Guy Lodge 

Streaming: God’s Own Country joins the LGBT cinema boom

From tender rural romance to urban angst, the current crop of queer films is among the best cinema around
  
  

Josh O’Connor and Alec Secareanu in God’s Own Country.
‘Aching intensity’: Josh O’Connor and Alec Secareanu in God’s Own Country. Photograph: Agatha A Nitecka/Picturehouse Entertainment

With Call Me By Your Name basking in the glow of its Oscar nominations, hoping to inherit the trophy won by Moonlight last year, and the likes of A Fantastic Woman and BPM on their way to cinemas, we’re in the midst of a bustling surge of LGBTQ cinema in the relative mainstream. It’s still heaviest on the letter G, admittedly, but the days of Brokeback Mountain standing alone as the popular byword for gay cinema may be numbered.

Still, Francis Lee’s exquisite God’s Own Country (online and DVD: Spirit, 15) must put up with being labelled “the British Brokeback”. Love stories between young, gruff sheep farmers isolated in remote, wind-whipped hills aren’t a sufficiently well-stocked subgenre to make the comparison resistible. But Lee’s story of a guarded, self-destructive son of the soil gradually finding physical and psychological release in a Romanian migrant worker deserves to be treasured on its own terms.

Soaked in the dew and sweat of Lee’s Yorkshire homeland, it’s not just a rare, hopeful, working-class gay romance, but a fortuitously timed rejoinder to the isolationist mentality of Brexit – a tender, sensual examination of what individuals have to gain by seeing past their own borders. Performed with aching integrity by Josh O’Connor and Alec Secareanu, and shot like an especially storm-hued northern watercolour, it’s both a humble queer landmark and one of this decade’s great directorial debuts.

No less revelatory a rising British talent than O’Connor, 21-year-old Harris Dickinson burns through US director Eliza Hittman’s Beach Rats (online and DVD: Peccadillo, 15) like the last lit coal in an ash-filled barbecue – which I mean as a compliment both to the actor and to the mood of scuzzy, no-way-out anxiety sustained by this tough Brooklyn-bro study.

Watch the trailer for Beach Rats.

As a brooding, sexually conflicted teen attempting to secretly satisfy his curiosity in the dimmed, nameless world of anonymous gay chatrooms and nervous, no-strings hookups, Dickinson clutches a tangle of inchoate erotic impulses and personal insecurities into one intensely felt, fevered character portrait. It’s a performance, and a film, that leaves us with a blurrier, glitchier picture of millennial coming out than God’s Own Country, though both films present a fraught route to the closet door for those on society’s fringes.

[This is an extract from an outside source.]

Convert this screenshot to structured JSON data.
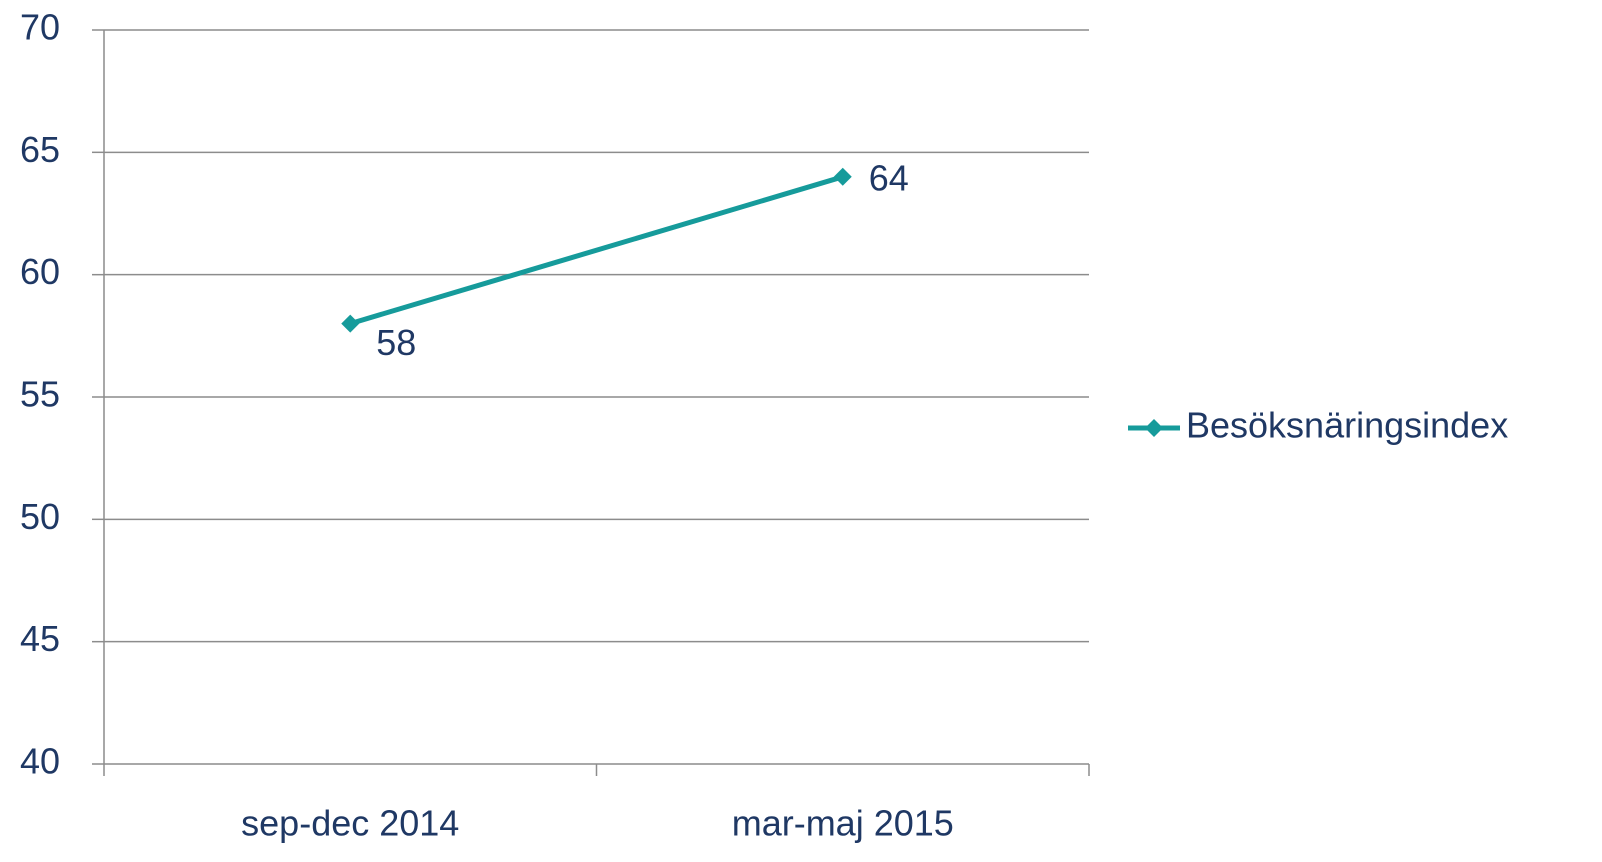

Over at the ever-improving BFI Player, meanwhile, an LGBT Best of 2017 collection keeps the gay playlist going nicely. Several of its most exciting selections – The Ornithologist, A Date for Mad Mary, Taekwondo – have been profiled in this column before, but they’ve also brought Argentine director Edgardo Castro’s buzzing La Noche (2016) out of the shadows. A sprawling, neon-lit trawl through the underground gay club circuit of Buenos Aires, openly inviting comparisons to the Gaspar Noé school of provocation, it’s at once tough-minded and giddy on alkyl nitrites.

That puts it altogether a world away from the simple, sensitive intimacy of Loev (now streaming on Netflix). Sudhanshu Saria’s gently rambling study of two gay childhood friends reunited in Mumbai reflects on chances missed over the course of their longtime relationship. An effectively bittersweet miniature on its own terms, it also stands as a fascinating milestone of gay representation in Indian cinema.

Finally, old-school DVD is your only avenue of access to Heartstone, Icelandic director Guðmundur Arnar Guðmundsson’s emotionally shivering, ravishingly shot tale of adolescent friendship shifted by one-sided attraction, but it rewards the extra effort.

Also new to streaming & DVD this week

Blade Runner 2049
(Sony, 15)
A decades-late sequel to the totemic sci-fi classic sounded a foolhardy prospect on paper, but Denis Villeneuve’s vast, dream-building vision gives the lie to that.

Hounds of Love
(Arrow, 18)
Those with fragile stomachs should steer clear, but Australian director Ben Young’s true-crime serial-killer nightmare is a bloodbath of laser-focused intent and intensity.

Something Wild
(Criterion, 15)
The late and much missed Jonathan Demme’s superbly dotty romantic farce – like Bringing Up Baby for the coke-crazed 1980s – gets the high-end Criterion Collection treatment.